I hadn’t noticed that
Pls let me know how the glass fibers work out.
I have used glass fibers…
.....I have used glass fibers as reinforcing in Epoxy in other applications, and that made it very tough and durable. It is a lot more shock resistant, and less brittle.
.... You might want to try mixing some of each of the silica, and glass fibers both into the mix? Possibly more glass fibers, than silica.
durable edge for wood paddles
You might try calling Ron Sell at Unadilla Boatworks. 734-433-1651.

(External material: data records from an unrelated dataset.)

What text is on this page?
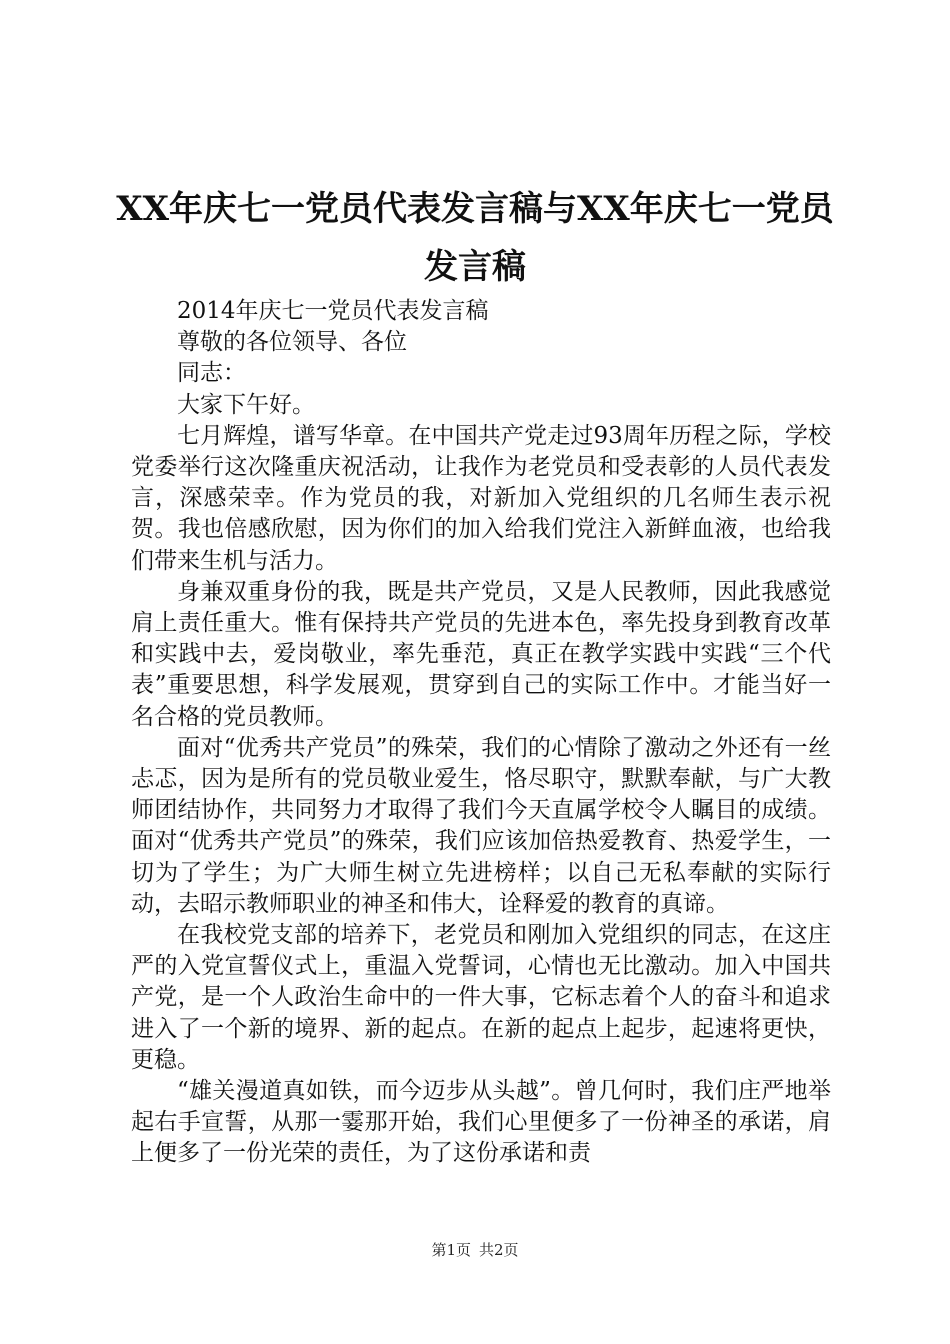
XX年庆七一党员代表发言稿与XX年庆七一党员发言稿

2014年庆七一党员代表发言稿

尊敬的各位领导、各位

同志：

大家下午好。

七月辉煌，谱写华章。在中国共产党走过93周年历程之际，学校党委举行这次隆重庆祝活动，让我作为老党员和受表彰的人员代表发言，深感荣幸。作为党员的我，对新加入党组织的几名师生表示祝贺。我也倍感欣慰，因为你们的加入给我们党注入新鲜血液，也给我们带来生机与活力。

身兼双重身份的我，既是共产党员，又是人民教师，因此我感觉肩上责任重大。惟有保持共产党员的先进本色，率先投身到教育改革和实践中去，爱岗敬业，率先垂范，真正在教学实践中实践“三个代表”重要思想，科学发展观，贯穿到自己的实际工作中。才能当好一名合格的党员教师。

面对“优秀共产党员”的殊荣，我们的心情除了激动之外还有一丝忐忑，因为是所有的党员敬业爱生，恪尽职守，默默奉献，与广大教师团结协作，共同努力才取得了我们今天直属学校令人瞩目的成绩。面对“优秀共产党员”的殊荣，我们应该加倍热爱教育、热爱学生，一切为了学生；为广大师生树立先进榜样；以自己无私奉献的实际行动，去昭示教师职业的神圣和伟大，诠释爱的教育的真谛。

在我校党支部的培养下，老党员和刚加入党组织的同志，在这庄严的入党宣誓仪式上，重温入党誓词，心情也无比激动。加入中国共产党，是一个人政治生命中的一件大事，它标志着个人的奋斗和追求进入了一个新的境界、新的起点。在新的起点上起步，起速将更快，更稳。

“雄关漫道真如铁，而今迈步从头越”。曾几何时，我们庄严地举起右手宣誓，从那一霎那开始，我们心里便多了一份神圣的承诺，肩上便多了一份光荣的责任，为了这份承诺和责

第1页 共2页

Ron makes custom paddles and he uses carbon fiber strands and epoxy to put a super durable edge on his cedar paddles. I’m not sure exactly how he molds and trims the edge. It ends up looking like factory production and is as strong and tough as any edge I’ve used. You can smack rocks all day long with it.
Ron also re-shaped a couple of Grey Owl Freestyle paddles for me to make the blades a little smaller and more beavertail-ish…and the edge he puts on is much stronger than the original.
Or you might call Bending Branches and ask them what they use. As far as I can tell their epoxy edges are indestructible.
Tom (and Jessie the Wonder Dog)
Thanks for the details
I’m definitely going to give a fiber/cabosil mix a shot.
Chop up some glass or carbon and add
to mix 'till its the way you like it… nothing stronger for this sort of isotropic home made reinforcement. Just keep stirring it in… be suprised how much you can add. Use tape to make a dam too. Can consolidate with uni strands, peel ply, 4oz. glass or 4 mil plastic.
I’ve certainly learned a lot from this discussion, I hope it’s been helpful for others as well. I appreciate the input folks - from all of you. I‘ll mull over all the various approaches to this and take it from there.